Lebih lanjut, Wiranto menilai, rencana referendum yang digaungkan oleh Partai Aceh disebabkan oleh merosotnya perolehan kursi Partai Aceh di Dewan Perwakilan Rakyat Aceh. ”Perolehan kursi Partai Aceh itu semakin merosot. Pada 2009 memperoleh 33 kursi, sementara pada 2014 dan 2019 masing-maisng hanya 29 kursi dan 18 kursi,” ujarnya.

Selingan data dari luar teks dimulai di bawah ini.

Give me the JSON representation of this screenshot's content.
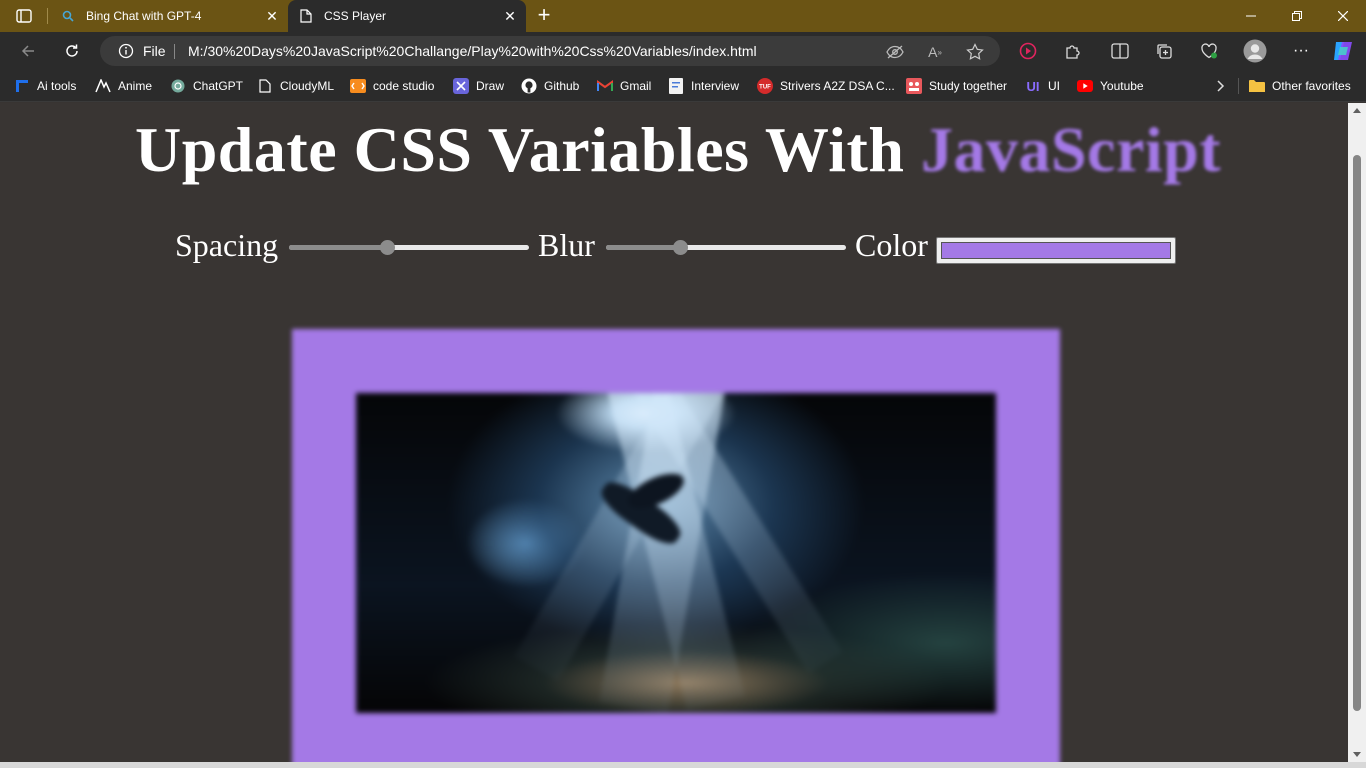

Sebelumnya, pada Senin (27/5/2019), Muzakir yang juga mantan Wakil Gubernur Aceh dan Ketua Komite Peralihan Aceh (KPA) berpendapat agar ke depan Aceh meminta referendum. Dia menilai, demokrasi dan keadilan di Indonesia sudah tidak jelas.
Seruan persatuan
Secara terpisah, Ketua DPR RI Bambang Soesatyo mengimbau TNI untuk mengantisipasi perkembangan dari isu tentang referendum Aceh. Tujuannya untuk memberikan rasa aman bagi masyarakat dan tidak menimbulkan pergolakan politik di daerah lainnya.
”Saya juga mengimbau kepada akademisi dan pakar hukum tata negara secara bersama untuk menjelaskan kerugian yang ditimbulkan sebagai dampak dari adanya referendum. Misalnya menghilangkan rasa persatuan dan kesatuan sebagaimana dahulu pernah terjadi pada Provinsi Timor Timur,” tutur Bambang.
Koordinator Nasional Jaringan Pendidikan Pemilih untuk Rakyat Alwan Ola Riantoby menilai, latar belakang dari rencana referendum Aceh bersifat politis, bukan atas dasar kajian ideologis, ketimpangan sosial, bahkan kemandirian masyarakat. ”Jika ditelaah dari isi referendumnya, ini hanya karena pilihan mereka kalah di pemilu,” ujarnya.
Alwan menyampaikan, tindakan rencana referendum ini merupakan tindakan yang reaksional. Jika dibiarkan, akan memberikan dampak yang besar. Dia menyebutkan, sebagai negara kepulauan, isu referendum dapat memunculkan reaksi referendum dari wilayah lain yang berpotensi memecah persatuan bangsa.
”Saat ini, para pihak yang merasa ada kecurangan atas hasil pemilu dari Komisi Pemilihan Umum, kan, sudah mengajukan dan menempuh jalur hukum melalui Mahkamah Konstitusi. Meski begitu, alangkah lebih baik jika ada seruan dari para elite politik untuk membangun persatuan dan perdamaian,” kata Alwan.
Lebih lanjut, Alwan juga menyatakan bahwa kita perlu belajar dari sikap presiden ke-4 Republik Indonesia Abdurrahman Wahid atau Gus Dur saat diturunkan dari jabatannya pada 2001. Saat itu, Gus Dur mengatakan bahwa lebih baik ia turun dari jabatannya sebagai presiden dibandingkan bertahan dan membuat adanya peperangan, bahkan pertumpahan darah.
”Baik Pak Prabowo maupun Pak Jokowi juga harus memberikan seruan kedamaian kepada seluruh pendukungnya agar tidak terjadi konflik. Kalau semua diam, itu dapat menyebabkan bias informasi yang memunculkan konflik,” ucap Alwan.